Off by default, opt-in via the cookie banner:

  • Google Analytics 4— used for campaign measurement (which referrers, channels, and content drive sign-ups). Sets first-party cookies (_ga, _ga_*, _gid) that live up to 24 months. We run GA4 with IP anonymisation, ad-storage denied, and consent-mode default set to “granted” only after you click Accept. If you later revoke consent via the “Cookie preferences” link in the footer, we instruct GA4 to stop collecting and clear the cookies it set.
  • Marketing pixels — reserved category for future ad-platform tags (Meta, Google Ads, LinkedIn Insight). Currently none are loaded.

We do not use cross-site tracking cookies, fingerprinting, or ad-network pixels on the storefronts of Customers using the Kwiro widget. The above applies only to kwiro.ai itself.

7. Data retention

  • Conversation data— retained for the lifetime of the Customer’s account, plus 90 days. Customers can delete individual conversations at any time from the dashboard.
  • Account data — retained while the account is active, plus 365 days for tax/legal compliance.
  • Billing data — retained for 7 years to satisfy tax authorities (GDPR-compatible).
  • Backups — encrypted backups are retained for 30 days and then permanently deleted on a rolling basis.

8. International transfers

Data may be processed outside your country of residence (including the United States, where some of our AI inference and email-delivery providers operate).
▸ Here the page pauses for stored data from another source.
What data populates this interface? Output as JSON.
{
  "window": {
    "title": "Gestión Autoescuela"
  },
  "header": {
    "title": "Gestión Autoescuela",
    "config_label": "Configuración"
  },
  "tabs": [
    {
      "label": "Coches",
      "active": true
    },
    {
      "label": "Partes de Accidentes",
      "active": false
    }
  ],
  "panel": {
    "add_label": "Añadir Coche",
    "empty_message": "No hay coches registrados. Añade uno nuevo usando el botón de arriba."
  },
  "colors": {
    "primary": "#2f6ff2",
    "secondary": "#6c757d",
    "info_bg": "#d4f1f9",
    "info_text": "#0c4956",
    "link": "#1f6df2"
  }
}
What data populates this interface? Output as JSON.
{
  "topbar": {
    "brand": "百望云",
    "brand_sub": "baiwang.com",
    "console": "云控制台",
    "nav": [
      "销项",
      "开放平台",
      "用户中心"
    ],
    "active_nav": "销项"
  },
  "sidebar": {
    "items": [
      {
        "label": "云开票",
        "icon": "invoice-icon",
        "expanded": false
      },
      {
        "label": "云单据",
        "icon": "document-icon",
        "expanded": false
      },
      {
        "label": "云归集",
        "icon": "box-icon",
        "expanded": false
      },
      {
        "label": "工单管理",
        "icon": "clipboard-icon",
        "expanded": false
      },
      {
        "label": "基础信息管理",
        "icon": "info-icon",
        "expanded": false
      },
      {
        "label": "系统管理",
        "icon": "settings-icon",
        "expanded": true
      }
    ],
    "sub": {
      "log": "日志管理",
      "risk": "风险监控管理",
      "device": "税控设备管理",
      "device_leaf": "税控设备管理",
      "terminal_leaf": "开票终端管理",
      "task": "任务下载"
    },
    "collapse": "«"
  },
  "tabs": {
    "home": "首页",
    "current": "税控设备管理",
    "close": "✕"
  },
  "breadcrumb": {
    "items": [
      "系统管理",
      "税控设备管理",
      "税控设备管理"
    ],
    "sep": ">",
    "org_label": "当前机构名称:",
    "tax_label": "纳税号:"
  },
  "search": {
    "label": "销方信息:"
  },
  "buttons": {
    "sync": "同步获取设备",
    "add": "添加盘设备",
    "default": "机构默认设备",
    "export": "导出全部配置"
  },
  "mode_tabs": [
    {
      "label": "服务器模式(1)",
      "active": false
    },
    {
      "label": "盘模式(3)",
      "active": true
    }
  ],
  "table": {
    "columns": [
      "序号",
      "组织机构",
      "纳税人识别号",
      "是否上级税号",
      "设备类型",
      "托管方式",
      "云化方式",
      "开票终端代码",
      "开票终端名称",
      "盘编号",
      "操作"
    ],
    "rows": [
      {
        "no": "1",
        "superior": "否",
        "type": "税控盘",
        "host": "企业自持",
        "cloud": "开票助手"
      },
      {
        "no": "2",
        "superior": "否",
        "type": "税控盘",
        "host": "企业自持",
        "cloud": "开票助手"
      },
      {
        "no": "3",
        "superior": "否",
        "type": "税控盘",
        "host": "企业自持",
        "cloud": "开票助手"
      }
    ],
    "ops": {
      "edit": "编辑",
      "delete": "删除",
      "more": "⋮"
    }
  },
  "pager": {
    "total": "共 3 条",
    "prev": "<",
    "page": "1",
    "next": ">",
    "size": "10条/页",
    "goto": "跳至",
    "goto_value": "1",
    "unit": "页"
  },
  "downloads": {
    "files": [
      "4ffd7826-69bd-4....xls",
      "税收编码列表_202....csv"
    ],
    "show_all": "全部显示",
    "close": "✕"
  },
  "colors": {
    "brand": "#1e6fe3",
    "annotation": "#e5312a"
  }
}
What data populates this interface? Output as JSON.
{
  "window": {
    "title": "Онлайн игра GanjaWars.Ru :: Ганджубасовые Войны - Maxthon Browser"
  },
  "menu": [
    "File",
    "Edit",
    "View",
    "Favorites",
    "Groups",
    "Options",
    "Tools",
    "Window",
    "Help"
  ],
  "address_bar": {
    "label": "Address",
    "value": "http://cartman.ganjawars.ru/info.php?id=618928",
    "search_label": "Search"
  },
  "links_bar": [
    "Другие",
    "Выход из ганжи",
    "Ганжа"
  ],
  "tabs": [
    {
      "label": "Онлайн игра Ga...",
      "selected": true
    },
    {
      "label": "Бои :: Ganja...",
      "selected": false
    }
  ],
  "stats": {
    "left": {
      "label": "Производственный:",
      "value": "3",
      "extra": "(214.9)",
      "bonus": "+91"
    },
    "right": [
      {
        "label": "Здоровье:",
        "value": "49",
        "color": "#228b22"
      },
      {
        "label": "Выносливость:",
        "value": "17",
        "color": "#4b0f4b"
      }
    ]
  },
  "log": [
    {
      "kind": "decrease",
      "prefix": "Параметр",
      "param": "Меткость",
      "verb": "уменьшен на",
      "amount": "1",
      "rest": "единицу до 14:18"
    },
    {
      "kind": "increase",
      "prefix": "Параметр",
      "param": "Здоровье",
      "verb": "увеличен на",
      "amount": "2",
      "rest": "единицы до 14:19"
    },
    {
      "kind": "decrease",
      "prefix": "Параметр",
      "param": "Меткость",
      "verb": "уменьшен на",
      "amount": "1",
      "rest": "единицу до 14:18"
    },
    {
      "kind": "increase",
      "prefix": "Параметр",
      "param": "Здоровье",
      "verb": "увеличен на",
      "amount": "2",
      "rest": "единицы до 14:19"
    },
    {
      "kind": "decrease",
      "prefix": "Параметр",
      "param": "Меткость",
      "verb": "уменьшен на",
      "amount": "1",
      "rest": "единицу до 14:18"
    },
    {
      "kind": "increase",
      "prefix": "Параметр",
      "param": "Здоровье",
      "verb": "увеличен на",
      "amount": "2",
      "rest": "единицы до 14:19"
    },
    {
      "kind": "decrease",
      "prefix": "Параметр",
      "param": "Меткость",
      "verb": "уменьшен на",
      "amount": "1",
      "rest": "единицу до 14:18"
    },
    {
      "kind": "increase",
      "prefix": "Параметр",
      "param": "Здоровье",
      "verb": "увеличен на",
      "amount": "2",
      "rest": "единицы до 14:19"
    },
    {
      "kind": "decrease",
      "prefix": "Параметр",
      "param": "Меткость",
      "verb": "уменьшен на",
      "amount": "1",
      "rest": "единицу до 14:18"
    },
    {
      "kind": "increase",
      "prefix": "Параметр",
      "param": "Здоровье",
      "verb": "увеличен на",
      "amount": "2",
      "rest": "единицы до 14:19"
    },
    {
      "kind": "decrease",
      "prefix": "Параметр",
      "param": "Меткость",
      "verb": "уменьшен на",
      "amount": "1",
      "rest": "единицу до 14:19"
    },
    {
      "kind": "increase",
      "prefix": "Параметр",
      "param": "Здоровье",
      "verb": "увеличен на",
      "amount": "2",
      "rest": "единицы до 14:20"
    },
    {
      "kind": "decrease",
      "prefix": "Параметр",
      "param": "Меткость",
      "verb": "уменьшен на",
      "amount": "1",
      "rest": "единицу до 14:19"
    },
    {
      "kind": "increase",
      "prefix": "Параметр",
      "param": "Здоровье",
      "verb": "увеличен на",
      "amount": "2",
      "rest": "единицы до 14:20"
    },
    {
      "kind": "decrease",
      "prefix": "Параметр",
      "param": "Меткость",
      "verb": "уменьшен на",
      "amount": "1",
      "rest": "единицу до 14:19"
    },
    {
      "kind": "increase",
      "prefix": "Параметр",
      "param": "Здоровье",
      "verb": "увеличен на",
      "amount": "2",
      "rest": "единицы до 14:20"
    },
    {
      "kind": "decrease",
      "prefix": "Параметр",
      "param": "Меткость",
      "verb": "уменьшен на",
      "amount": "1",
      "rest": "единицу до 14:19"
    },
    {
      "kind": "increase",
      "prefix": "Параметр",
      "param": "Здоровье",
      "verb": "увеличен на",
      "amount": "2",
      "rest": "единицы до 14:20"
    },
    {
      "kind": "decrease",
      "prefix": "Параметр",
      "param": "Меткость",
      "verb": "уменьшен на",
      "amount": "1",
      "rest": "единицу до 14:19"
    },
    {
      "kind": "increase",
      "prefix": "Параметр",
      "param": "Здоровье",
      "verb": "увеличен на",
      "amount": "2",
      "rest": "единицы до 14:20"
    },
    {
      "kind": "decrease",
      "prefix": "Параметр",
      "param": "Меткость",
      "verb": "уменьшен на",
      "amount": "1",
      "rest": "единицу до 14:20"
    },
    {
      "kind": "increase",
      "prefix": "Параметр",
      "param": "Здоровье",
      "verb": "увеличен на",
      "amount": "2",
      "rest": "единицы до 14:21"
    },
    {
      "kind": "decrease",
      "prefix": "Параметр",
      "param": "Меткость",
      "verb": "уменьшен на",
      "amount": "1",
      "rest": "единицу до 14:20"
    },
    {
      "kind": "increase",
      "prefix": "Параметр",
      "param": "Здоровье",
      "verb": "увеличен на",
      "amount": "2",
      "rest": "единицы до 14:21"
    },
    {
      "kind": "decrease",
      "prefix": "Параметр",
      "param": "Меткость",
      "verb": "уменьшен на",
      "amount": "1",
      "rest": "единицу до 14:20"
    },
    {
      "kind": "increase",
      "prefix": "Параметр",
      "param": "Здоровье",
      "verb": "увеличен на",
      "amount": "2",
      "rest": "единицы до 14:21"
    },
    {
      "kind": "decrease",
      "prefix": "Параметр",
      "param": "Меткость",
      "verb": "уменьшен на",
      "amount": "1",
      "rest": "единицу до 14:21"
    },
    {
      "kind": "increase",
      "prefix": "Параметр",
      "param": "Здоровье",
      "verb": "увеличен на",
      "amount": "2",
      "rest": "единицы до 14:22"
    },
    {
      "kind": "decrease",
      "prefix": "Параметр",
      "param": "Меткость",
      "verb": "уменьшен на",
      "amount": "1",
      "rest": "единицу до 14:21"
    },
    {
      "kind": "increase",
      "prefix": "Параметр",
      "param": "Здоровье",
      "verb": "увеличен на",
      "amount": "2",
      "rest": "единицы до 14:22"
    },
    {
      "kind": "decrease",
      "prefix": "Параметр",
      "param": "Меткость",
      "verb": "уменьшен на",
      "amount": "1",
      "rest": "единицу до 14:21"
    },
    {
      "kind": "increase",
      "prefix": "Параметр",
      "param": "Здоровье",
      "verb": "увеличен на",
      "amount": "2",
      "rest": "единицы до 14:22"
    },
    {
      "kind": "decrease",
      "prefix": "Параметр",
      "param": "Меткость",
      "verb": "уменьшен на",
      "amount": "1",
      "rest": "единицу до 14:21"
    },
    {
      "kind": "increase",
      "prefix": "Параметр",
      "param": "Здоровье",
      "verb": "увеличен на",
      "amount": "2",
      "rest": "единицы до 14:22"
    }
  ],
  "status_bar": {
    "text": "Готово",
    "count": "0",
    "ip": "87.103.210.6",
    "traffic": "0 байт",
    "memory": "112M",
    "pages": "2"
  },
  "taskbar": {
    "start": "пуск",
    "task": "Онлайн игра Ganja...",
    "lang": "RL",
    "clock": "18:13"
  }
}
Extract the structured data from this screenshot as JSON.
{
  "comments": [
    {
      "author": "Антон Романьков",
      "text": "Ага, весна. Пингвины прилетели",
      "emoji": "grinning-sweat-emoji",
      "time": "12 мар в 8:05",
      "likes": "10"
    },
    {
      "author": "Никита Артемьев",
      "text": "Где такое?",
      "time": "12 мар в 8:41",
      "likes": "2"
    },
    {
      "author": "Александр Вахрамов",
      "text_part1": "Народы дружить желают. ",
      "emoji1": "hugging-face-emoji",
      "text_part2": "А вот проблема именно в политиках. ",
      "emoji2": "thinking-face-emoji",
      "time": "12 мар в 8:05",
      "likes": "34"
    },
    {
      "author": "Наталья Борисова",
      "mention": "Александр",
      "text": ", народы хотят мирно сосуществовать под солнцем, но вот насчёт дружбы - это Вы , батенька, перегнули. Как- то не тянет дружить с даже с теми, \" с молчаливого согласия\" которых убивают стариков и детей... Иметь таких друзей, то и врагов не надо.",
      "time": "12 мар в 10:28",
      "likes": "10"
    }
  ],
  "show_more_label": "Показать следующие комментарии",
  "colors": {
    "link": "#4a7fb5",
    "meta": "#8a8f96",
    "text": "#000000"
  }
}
For transfers from the EEA / UK / Switzerland, we rely on the European Commission’s Standard Contractual Clauses (2021/914) plus supplementary technical measures (encryption in transit and at rest, access logging). The Customer DPA you sign on subscription includes the SCC modules.

9. Your rights

Under GDPR / CCPA / CPRA you have the right to:

  • Access — request a copy of all personal data we hold about you.
  • Rectification — correct inaccurate data.
  • Erasure— request deletion (“right to be forgotten”), subject to legal retention obligations.
  • Restriction / Objection — limit how we process your data, or object to processing based on legitimate interests.
  • Portability — receive your data in a structured, machine-readable format.
  • Opt-out of sale / sharing (CCPA / CPRA)— we do not sell or share personal information for cross-context behavioural advertising. If that ever changes, we’ll provide a clear opt-out before any sale or sharing occurs.
  • Non-discrimination — exercising any right above does not affect the price you pay or the service you receive.
  • Lodge a complaint — with your local data protection authority. EU residents can find theirs via edpb.europa.eu.

To exercise any right, email [email protected]with the right you’re exercising and proof of identity (we ask only what’s needed to verify you). We respond within 30 days (extendable by 60 days for complex requests, with notice).

10. Security

  • TLS 1.2+ for all data in transit.
  • AES-256 encryption for data at rest in Supabase + backups.
  • API keys hashed with bcrypt; session tokens rotated on use.
  • Multi-factor authentication available for all dashboard accounts.
  • Per-store data isolation enforced at the database query layer.
  • Quarterly review of access controls; least-privilege by default. Vulnerability reports to [email protected] — see our disclosure policy.

11. Children

Kwiro is a B2B service. We do not knowingly collect data from anyone under 16. If you believe a Visitor under 16 has used a Kwiro-powered chat, contact [email protected]and we’ll delete the conversation.

12. Changes to this policy

We’ll post material changes to this page and notify Customers by email at least 30 days in advance for any change that materially reduces your rights. Continued use of the Service after the effective date constitutes acceptance.

13. Contact

Privacy questions, data requests, or DPA copies: [email protected]
Operating entity: Inteliweave
Trade Licence No.: 05/B-1854 · Rajshahi City Corporation
TIN: 454764358310
Registered address: 156/13, Upashahar Housing Estate, Cantonment-6202, Boalia, Rajshahi, Bangladesh

See /gdpr for an EU-resident-focused summary.